When trying the same request to a different pod on the same helm release, i get the correct http response:
![Image](https://github.com/user-attachments/assets/b5a13908-02a8-43f5-a840-9182dd7d11ab)

And i can see the grafana loki logs telling me the query was a success.

If you do query through grafana, at some point, you will hit the bad pod and result in either EOF error or a 504 gateway timeout. I already posted the nginx eror log, see above.

**How to fix**

This is a temporary fix, but the only known workaround is to simply restart the read pods. Thats it. If you redo a helm upgrade, there is a chance that the same scenario repeats itself. This should not be a problem and at this point, i almost certain its a Loki problem and not a networking problem. Although, if some Grafana loki dev could help me find a way to check what my read pod is missing or why its in a bad state, ill take any suggestion.

[JStickler]

Deploy with the following 3 read pods, 1 backend pod,1 write pod and 1 gateway pod.

Curious why you aren't following the recommendations from the documentation which is for 3 read, 3 write, 3 backend components? My suspicion is that only having a single Query Scheduler and a single Index Gateway may be part of the problem here, as those support the Read components during querying.

[someStrangerFromTheAbyss]

Yeah i just added that last friday to our DEV/QA ENV and the bad Read pod problems seems to dissapear. I havent updated the issue since i want client confirmation that the fix works.

However, should't work even with one backend pod ? Also, it seems many users also has the 499 bug like mentionned in the other issues. I assume they have the same issue. If its necessary for loki to have more then 1 backend pod, should't the app stop working if it has 1 instance of a backend ?

[JStickler]

If its necessary for loki to have more then 1 backend pod, should't the app stop working if it has 1 instance of a backend ?

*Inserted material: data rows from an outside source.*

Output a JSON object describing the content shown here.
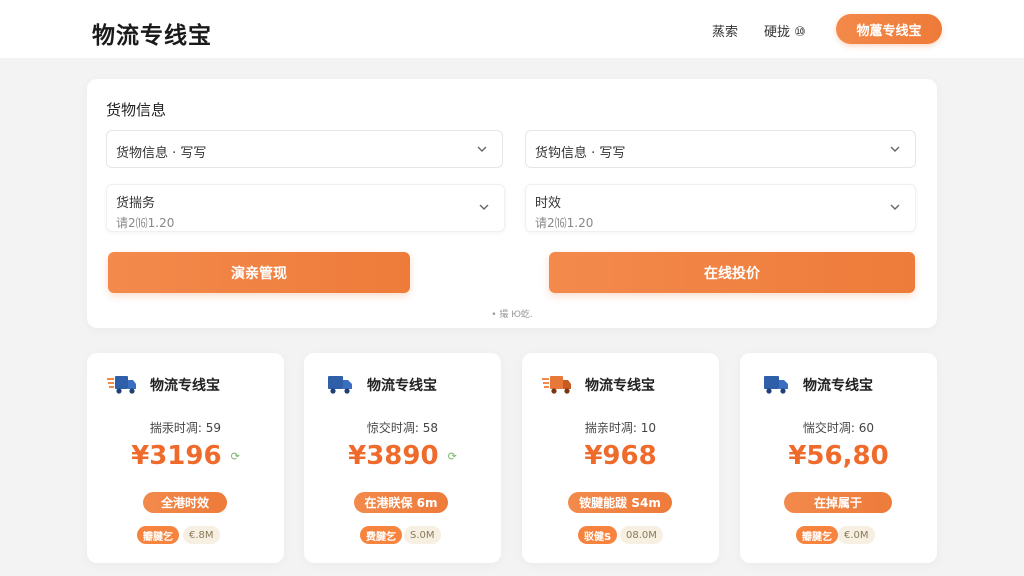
{
  "header": {
    "logo": "物流专线宝",
    "nav": [
      "蒸索",
      "硬拢 ⑩"
    ],
    "cta": "物蔰专线宝"
  },
  "form": {
    "title": "货物信息",
    "fields": [
      {
        "label": "货物信息 · 写写"
      },
      {
        "label": "货钩信息 · 写写"
      },
      {
        "label": "货揣务",
        "sub": "请2⒃1.20"
      },
      {
        "label": "时效",
        "sub": "请2⒃1.20"
      }
    ],
    "buttons": [
      "演亲管现",
      "在线投价"
    ],
    "footnote": "• 撮 Ю虼."
  },
  "colors": {
    "accent": "#ef7b3a",
    "price": "#ef6b2c",
    "truck_blue": "#2f5fa8"
  },
  "cards": [
    {
      "icon": "fast-truck-icon",
      "name": "物流专线宝",
      "eta": "揣汞时凋: 59",
      "price": "¥3196",
      "refresh": "⟳",
      "badge": "全港时效",
      "tag": "瓣腱乞",
      "tag2": "€.8M"
    },
    {
      "icon": "truck-icon",
      "name": "物流专线宝",
      "eta": "惊交时凋: 58",
      "price": "¥3890",
      "refresh": "⟳",
      "badge": "在港眹保 6m",
      "tag": "费腱乞",
      "tag2": "S.0M"
    },
    {
      "icon": "fast-truck-icon",
      "name": "物流专线宝",
      "eta": "揣亲时凋: 10",
      "price": "¥968",
      "refresh": "",
      "badge": "铵腱能跋 S4m",
      "tag": "驳健S",
      "tag2": "08.0M"
    },
    {
      "icon": "truck-icon",
      "name": "物流专线宝",
      "eta": "惴交时凋: 60",
      "price": "¥56,80",
      "refresh": "",
      "badge": "在掉属于",
      "tag": "瓣腱乞",
      "tag2": "€.0M"
    }
  ]
}
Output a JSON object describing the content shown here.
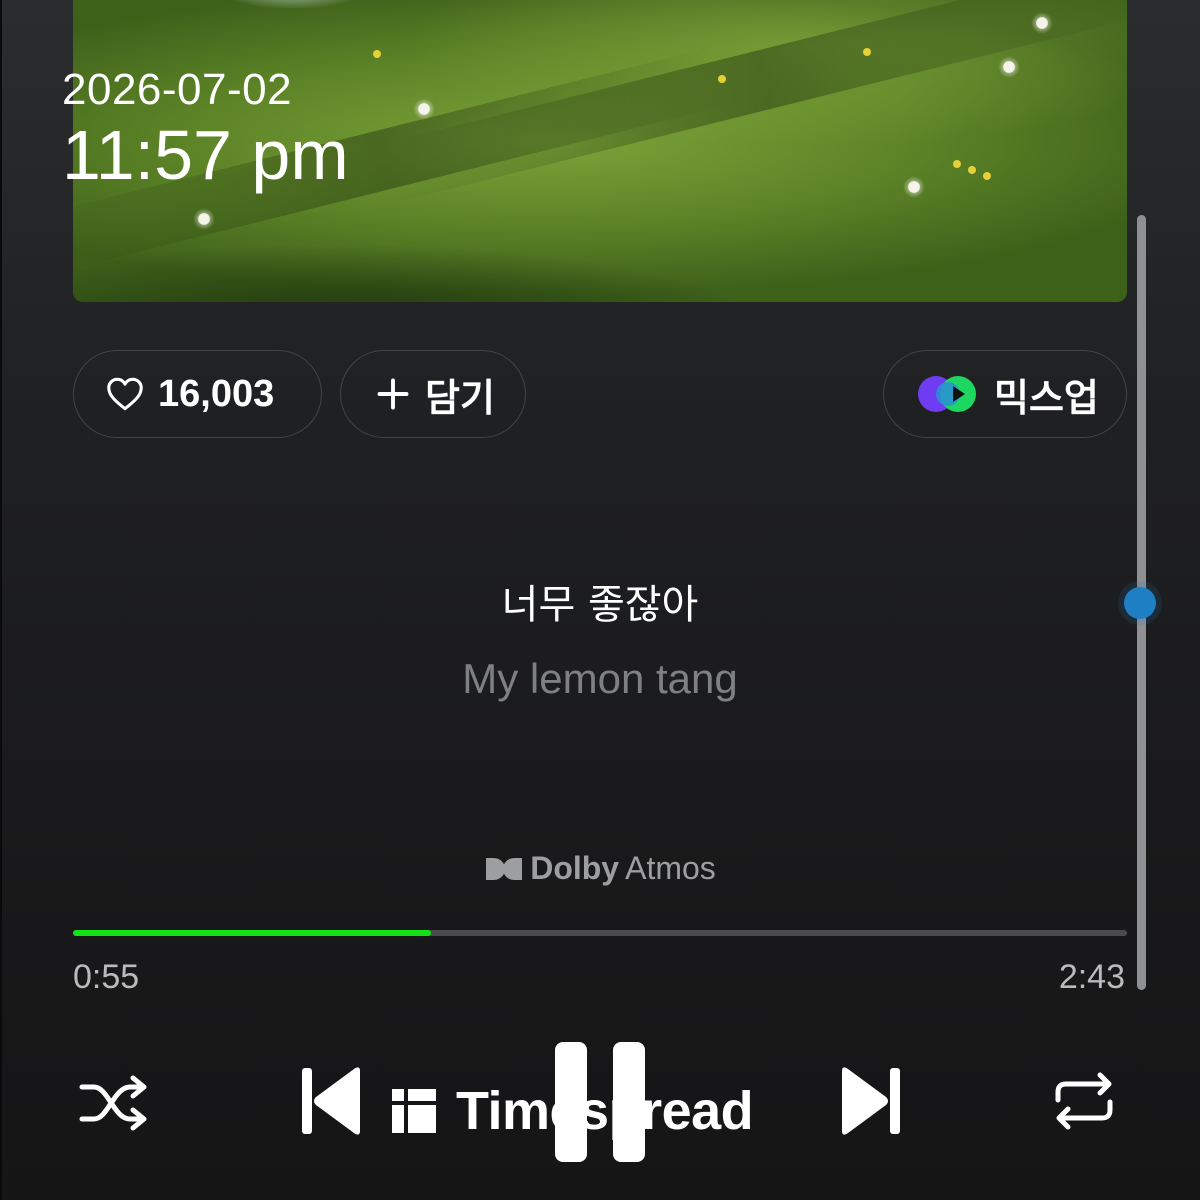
{
  "status": {
    "date": "2026-07-02",
    "time": "11:57 pm"
  },
  "actions": {
    "like_count": "16,003",
    "add_label": "담기",
    "mixup_label": "믹스업"
  },
  "lyrics": {
    "current": "너무 좋잖아",
    "next": "My lemon tang"
  },
  "badge": {
    "brand": "Dolby",
    "product": "Atmos"
  },
  "player": {
    "elapsed": "0:55",
    "total": "2:43",
    "progress_fraction": 0.34,
    "state": "playing"
  },
  "watermark": {
    "text": "Timespread"
  },
  "colors": {
    "progress": "#13e316",
    "scroll_thumb": "#1f7fc4",
    "mixup_purple": "#6f3cf2",
    "mixup_green": "#1ed760"
  },
  "icons": {
    "like": "heart-icon",
    "add": "plus-icon",
    "mixup": "mixup-logo-icon",
    "shuffle": "shuffle-icon",
    "prev": "skip-previous-icon",
    "pause": "pause-icon",
    "next": "skip-next-icon",
    "repeat": "repeat-icon"
  }
}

Not necessarily. From my understanding of Kubernetes (I'm a technical writer, not a developer or SysAdmin), you might be scaling up or down, upgrading, pods might be restarting. The idea of having more than one pod is to allow for fluctuations in the number of running pods so that the system stays up if one pod goes down for some reason. It also helps balance the load if there's more work than one pod can handle.